ŞİDDETİ DEĞİL ETKİSİNİ GÖSTERİYORUZ
Oyunda şiddetin hemen her türü var; kadınlar arası sınıf ve kültür farkının yarattığı ötekileştirmeler de mesela.
EVREN ERCAN - Kadın kendi diliyle konuşmuyor, kullandığı dil kendisine ait değil ki. Erkek sisteminin dili ve ideolojisi o. Çocukluktan itibaren erkek ve kızlara farklı rollerin biçilmesiyle öğrenilmeye başlıyor.
SERPİL GÖRAL -Erkeğe de daha çok küçükken taşıyamayacağı yükler yükleniyor, onlar için de travmatik durum.
Dekor taşıyanları ve efektörü saymazsak, oyunda erkek karakterler var ama görünmüyorlar. Bunu neden böyle yaptınız?
TİLBE SARAN - Görünmemeleri hiçbir fark yaratmıyor ki. Zaten tüm değer yargıları, kuralları, ölçüleriyle oradalar. Bir Ziya ağabey var ki bütün dünyayı idare ediyor, eh damat da fena değil, hiç görünmelerine gerek yok.
ŞEBNEM SÖNMEZ - Eğer erkek içerde olsaydı, bağırmasını, vurmasını, yani şiddeti göstermek zorunda kalırdık. Oysa şimdi sahnede dalgalanan duygular, şiddetin kendisini değil, etkisini gösteriyor. Yalnız şunu söyleyeyim; hiçbirimiz, erkekten nefret eden kadınlar değiliz. Kadın bir erkek kadar gerekli, erkek bir kadın kadar zengin olduğunda bizi sadece organlarımız ayıracak, diyoruz.

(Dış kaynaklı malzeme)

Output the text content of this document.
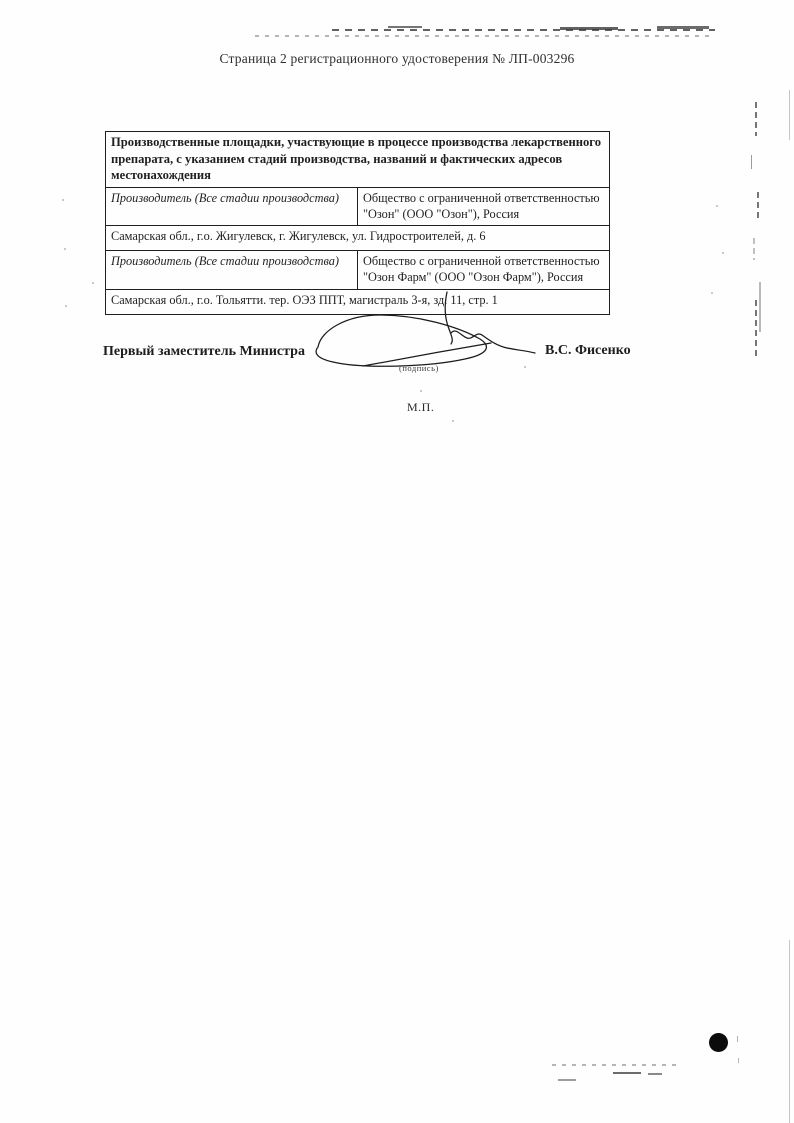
Страница 2 регистрационного удостоверения № ЛП-003296
Производственные площадки, участвующие в процессе производства лекарственного препарата, с указанием стадий производства, названий и фактических адресов местонахождения	
Производитель (Все стадии производства)	Общество с ограниченной ответственностью "Озон" (ООО "Озон"), Россия
Самарская обл., г.о. Жигулевск, г. Жигулевск, ул. Гидростроителей, д. 6	
Производитель (Все стадии производства)	Общество с ограниченной ответственностью "Озон Фарм" (ООО "Озон Фарм"), Россия
Самарская обл., г.о. Тольятти. тер. ОЭЗ ППТ, магистраль 3-я, зд. 11, стр. 1	
Первый заместитель Министра
(подпись)
В.С. Фисенко
М.П.
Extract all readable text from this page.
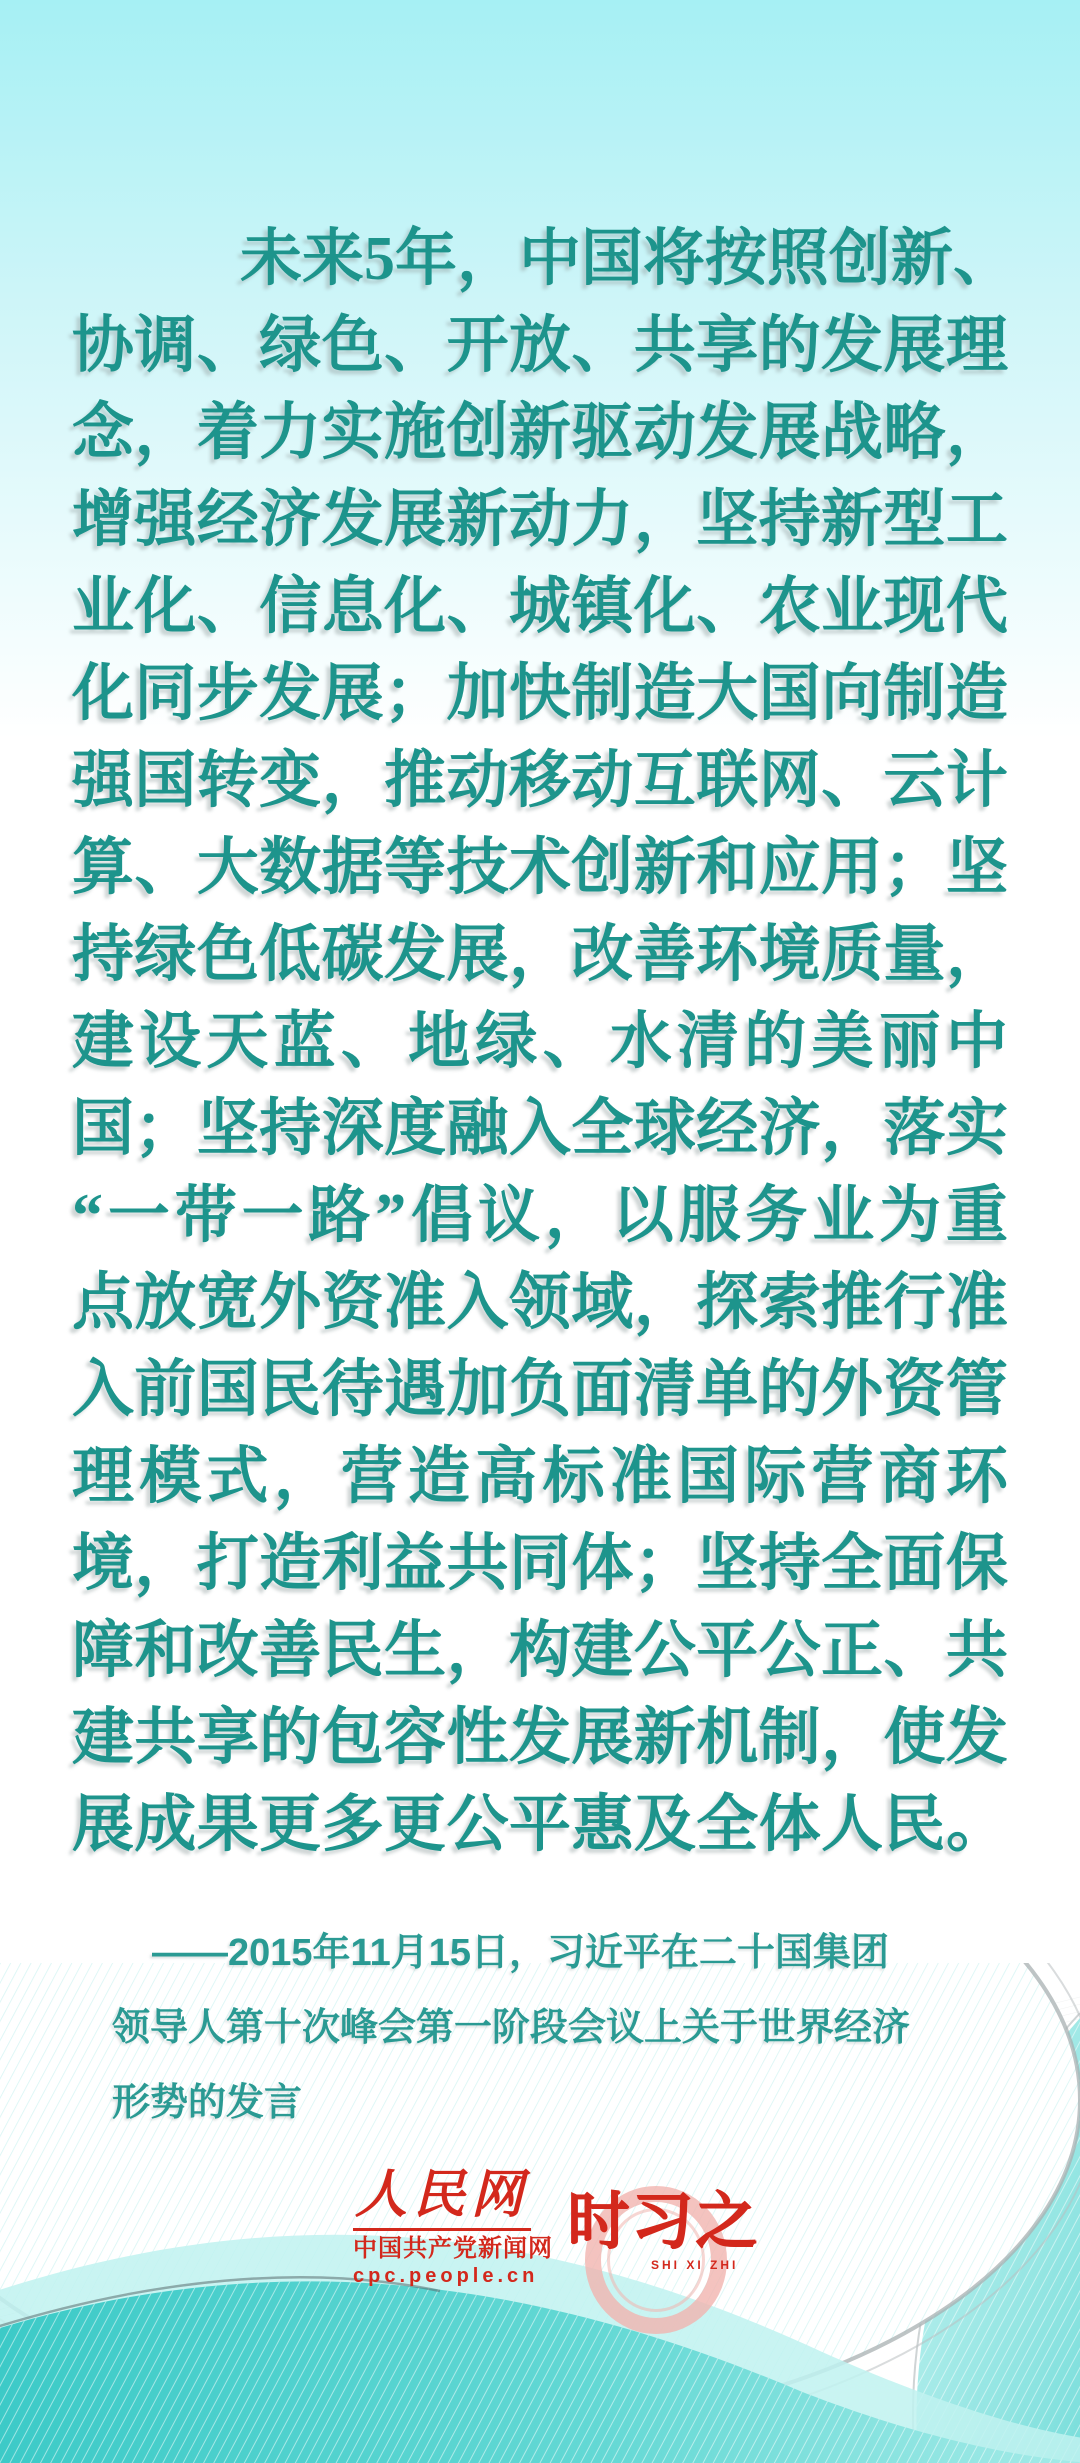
未来5年，中国将按照创新、
协调、绿色、开放、共享的发展理
念，着力实施创新驱动发展战略，
增强经济发展新动力，坚持新型工
业化、信息化、城镇化、农业现代
化同步发展；加快制造大国向制造
强国转变，推动移动互联网、云计
算、大数据等技术创新和应用；坚
持绿色低碳发展，改善环境质量，
建设天蓝、地绿、水清的美丽中
国；坚持深度融入全球经济，落实
“一带一路”倡议，以服务业为重
点放宽外资准入领域，探索推行准
入前国民待遇加负面清单的外资管
理模式，营造高标准国际营商环
境，打造利益共同体；坚持全面保
障和改善民生，构建公平公正、共
建共享的包容性发展新机制，使发
展成果更多更公平惠及全体人民。
——2015年11月15日，习近平在二十国集团
领导人第十次峰会第一阶段会议上关于世界经济
形势的发言
人民网
中国共产党新闻网
cpc.people.cn
时习之
SHI XI ZHI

GÜLER ÖKTEN - Arkadaşların tüm söylediklerine katılıyorum.
ŞEBNEM SÖNMEZ
Tiyatro mutfağı da pis kokuyor!
Koskoca İstanbul'da tiyatro salonu yok. Ben yetkililere üç soru sormak istiyorum: 20 milyonluk İstanbul'da kaç tane tiyatro salonu olmalıdır? Kaç tane vardır? Ve var olanların kaçı kapatılmıştır? Dünyanın hiçbir yerinde, hele kültürler barındırdığı için övünüp duran tarihi bir metropolde bu kültürün en önemli yapılarını kapatılmaz. AKM, Emek kapatılamaz. Şu anda Opera Bale'nin dekorlarını sığdırabileceği bir sahnesi yok. Bütün bunların yanında bizim salon bulmamız mucize. İşte bu da işin mutfağı ve pis kokuyor, böyle bir mutfaktan temiz koku çıkmaz.
KİM BU 8 KADIN
TİLBE SARAN Yıllardır sayısız tiyatro oyununda rol aldı, pek çok ödülü var, radyo, sinema ve TV çalışmalarının yanı sıra seslendirme ve eğitmenlik de yapıyor.
GÜLER ÖKTEN Televizyon dizilerinin müdavimleri onu çok iyi tanır, ancak sinemaya adım attığında henüz altı yaşındaydı, 50'ye yakın filmde rol aldı. 1960 yılından bu yana tiyatroda.
Zerrin SÜMER 40 yıldır tiyatro, sinema ve dizilerin vazgeçilmez oyuncusu.
ŞEBNEM SÖNMEZ Yılların tiyatro sanatçısı, dizi oyuncusu, drama öğretmeni. Kendi kurduğu "Yaz Tiyatrosu"nda çalışmalarını sürdürüyor.
EDA ÇATALÇAM Semaver Kumpanya’da yöneticiydi, oyunculuk eğitimi aldı. Aynı zamanda yönetmenlik, dramaturji, animasyon film çalışmaları var.
EVREN ERCAN Tiyatroya çocuk oyuncu olarak başladı. Devlet Konservatuvarı’nda öğretim görevlisi, İletişim mastırından sonra şu sıra Adli Tıp Enstitüsü Sosyal Bilimler bölümünde doktora yapıyor ve oyunculuğa devam ediyor.
SERPİL GÖRAL Çok sayıda oyunda rol aldı. Şimdi Semaver Kumpanya oyuncusu. Dizi ve dublaj çalışmalarının yanı sıra, çeşitli eğitim kurumlarında oyunculuk dersi verdi.
MARİA AKGÜLLÜ St. Petersburg Tiyatro Akademisi mezunu. Türkiye'de tiyatro çalışmalarına devam ediyor.